Suceda lo que suceda con Vizcarra, su nombre quedará grabado para siempre en los muros de la historia nacional de la infamia. Hemos tenido de todo en los anales del Perú, pero pocos personajes han contribuido, como él, a destrozar la democracia, a promover el cainismo y a instrumentalizar la ley en beneficio de sus intereses políticos. Ciertamente, el apodo de “lagarto” tiene muchos significados, cada cuál más interesante que el anterior. Pero me inclino por el que supedita todas esas dimensiones figurativas a la suprema capacidad de resistir cualquier ataque debido a su inusual caradurismo.
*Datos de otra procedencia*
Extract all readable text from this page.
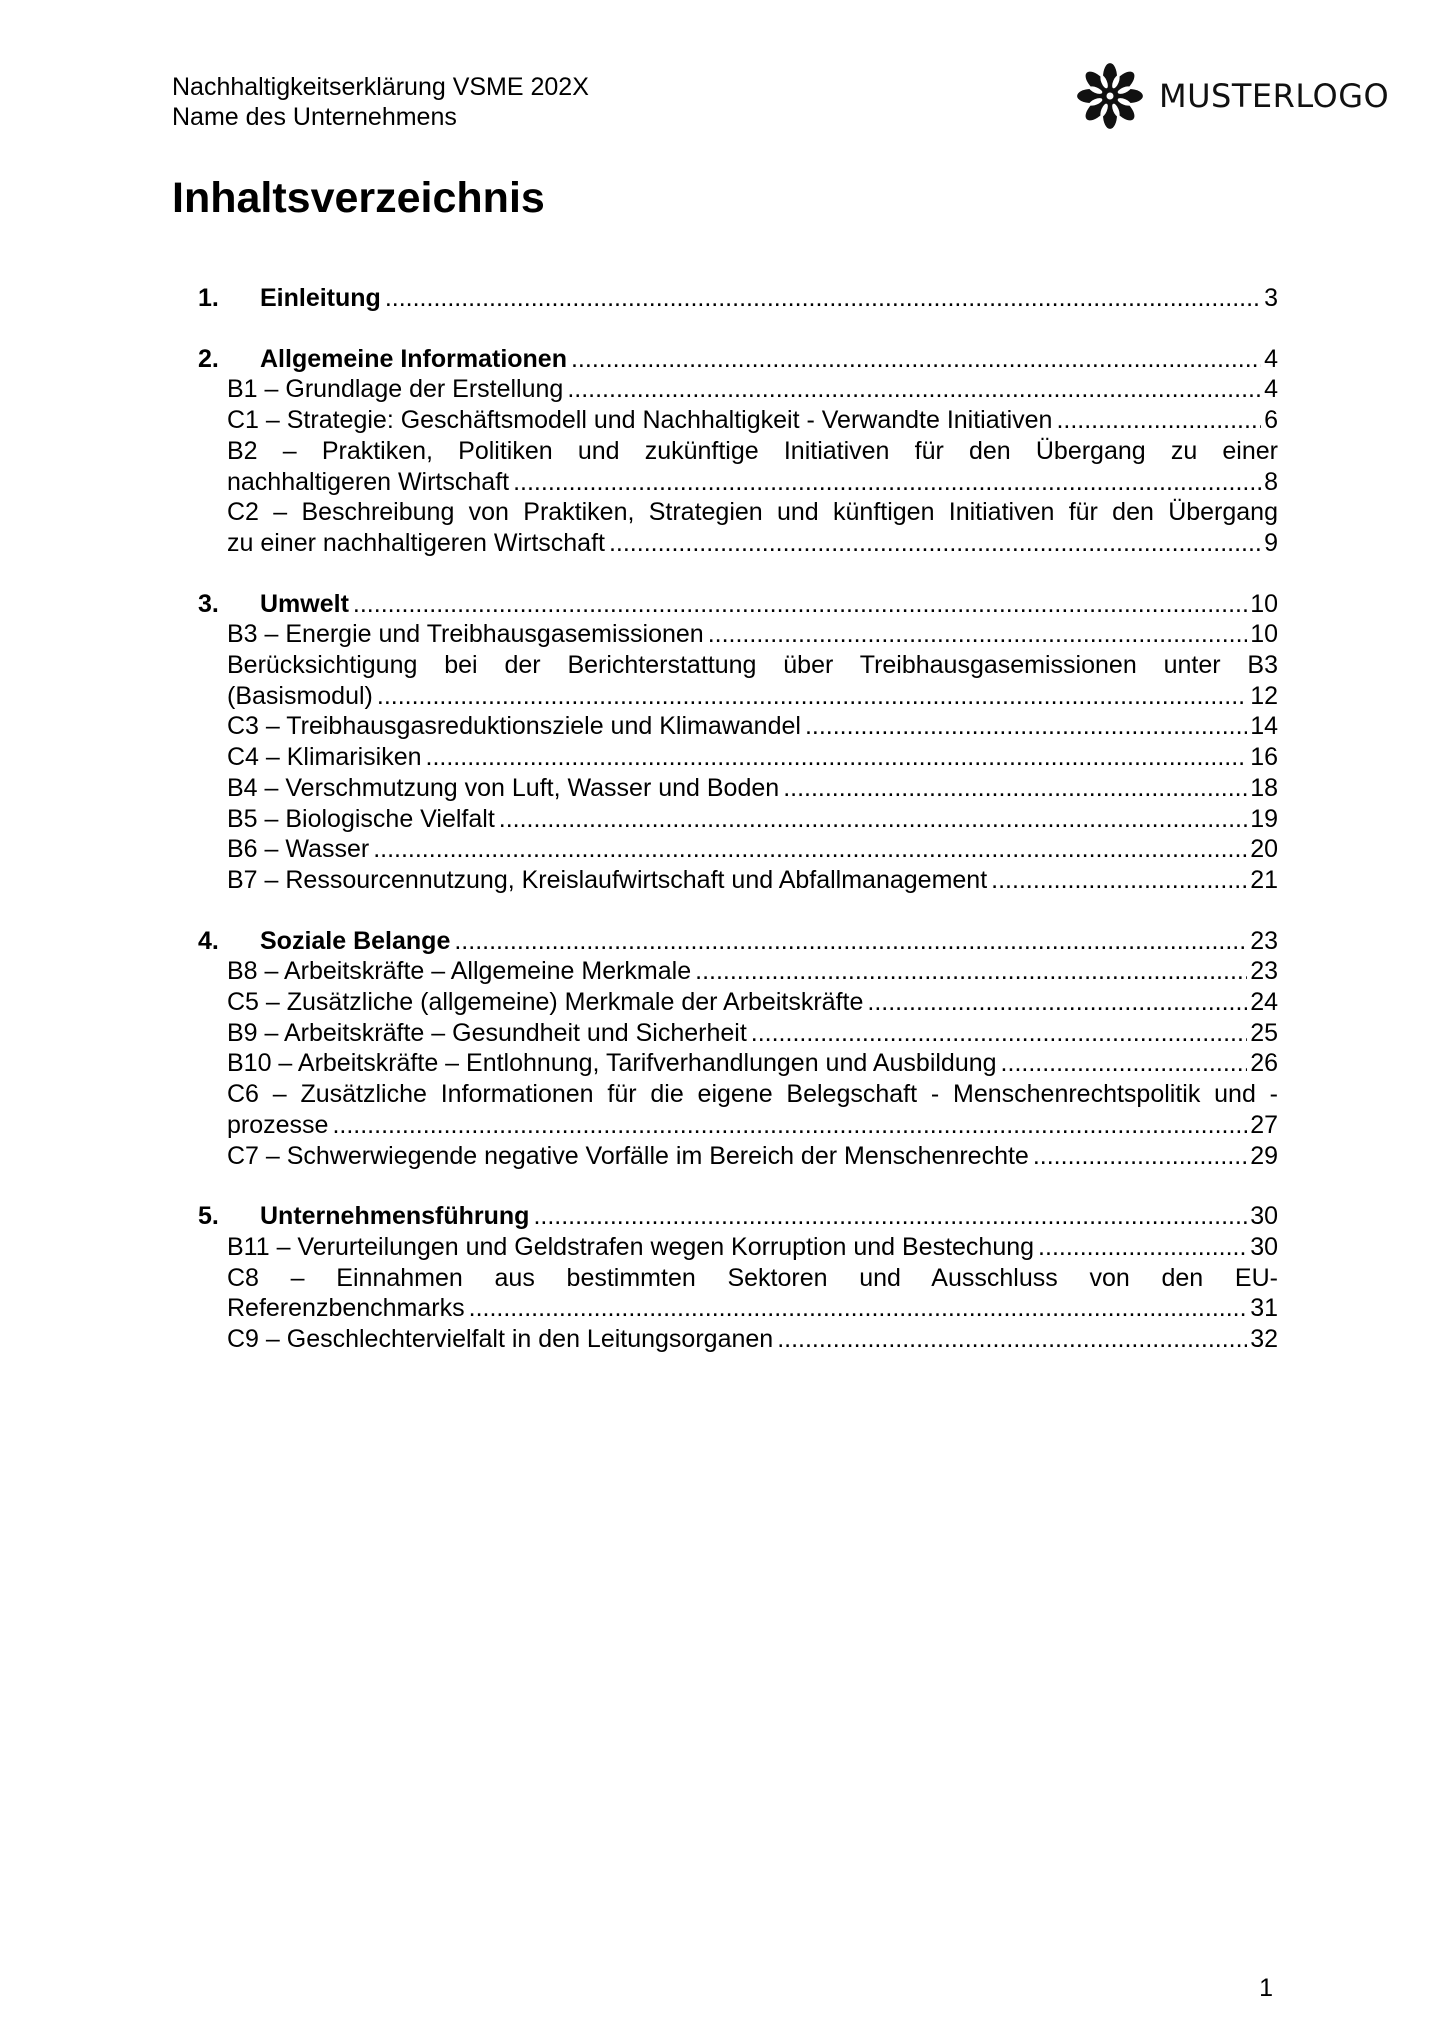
Nachhaltigkeitserklärung VSME 202X
Name des Unternehmens
MUSTERLOGO
Inhaltsverzeichnis
1.	Einleitung .....	3
2.	Allgemeine Informationen .....	4
B1 – Grundlage der Erstellung .....	4
C1 – Strategie: Geschäftsmodell und Nachhaltigkeit - Verwandte Initiativen .....	6
B2 – Praktiken, Politiken und zukünftige Initiativen für den Übergang zu einer
nachhaltigeren Wirtschaft .....	8
C2 – Beschreibung von Praktiken, Strategien und künftigen Initiativen für den Übergang
zu einer nachhaltigeren Wirtschaft .....	9
3.	Umwelt .....	10
B3 – Energie und Treibhausgasemissionen .....	10
Berücksichtigung bei der Berichterstattung über Treibhausgasemissionen unter B3
(Basismodul) .....	12
C3 – Treibhausgasreduktionsziele und Klimawandel .....	14
C4 – Klimarisiken .....	16
B4 – Verschmutzung von Luft, Wasser und Boden .....	18
B5 – Biologische Vielfalt .....	19
B6 – Wasser .....	20
B7 – Ressourcennutzung, Kreislaufwirtschaft und Abfallmanagement .....	21
4.	Soziale Belange .....	23
B8 – Arbeitskräfte – Allgemeine Merkmale .....	23
C5 – Zusätzliche (allgemeine) Merkmale der Arbeitskräfte .....	24
B9 – Arbeitskräfte – Gesundheit und Sicherheit .....	25
B10 – Arbeitskräfte – Entlohnung, Tarifverhandlungen und Ausbildung .....	26
C6 – Zusätzliche Informationen für die eigene Belegschaft - Menschenrechtspolitik und -
prozesse .....	27
C7 – Schwerwiegende negative Vorfälle im Bereich der Menschenrechte .....	29
5.	Unternehmensführung .....	30
B11 – Verurteilungen und Geldstrafen wegen Korruption und Bestechung .....	30
C8 – Einnahmen aus bestimmten Sektoren und Ausschluss von den EU-
Referenzbenchmarks .....	31
C9 – Geschlechtervielfalt in den Leitungsorganen .....	32
1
Sí, ante todo y sobre todo, Vizcarra ha demostrado ser excepcional en el arte profano de hacerse el loco sobre los propios actos. Un arte en el que los peruanos somos campeones indiscutibles.

Por supuesto, no se ignora que Vizcarra fue el mascarón de proa de un movimiento más extenso y diabólico, el bisturí preciso utilizado por un sector pequeño pero bien organizado que ha jaqueado el desarrollo del Perú durante veinticinco años. Ellos lo impulsaron y animaron, lo rodearon y promovieron, como lo hicieron con Humala, con Toledo, con Paniagua, con Susana Villarán y con el largo etcétera de sus errores cósmicos. Con todo, la simbiosis fue casi perfecta. Vizcarra disfrutó en sus carnes el discreto encanto del caviar y del champán y se plegó solícito al plan siniestro de curvar el Derecho para asesinar políticamente a la oposición. Millones de afectados constituyen la herencia del vizcarrismo, movimiento títere de los verdaderos maestros del teatro tras bambalinas, los que todos conocemos, los que siempre triunfan aunque no ganen ninguna elección.

Conviene a la República que sus enemigos sean castigados con firmeza para evitar que, recuperados, la destruyan sin misericordia. Pero vivimos en un país de gentes sonámbulas, de entes confundidos y atormentados, seres que miran de costado cuando se trata de luchar por su propia supervivencia.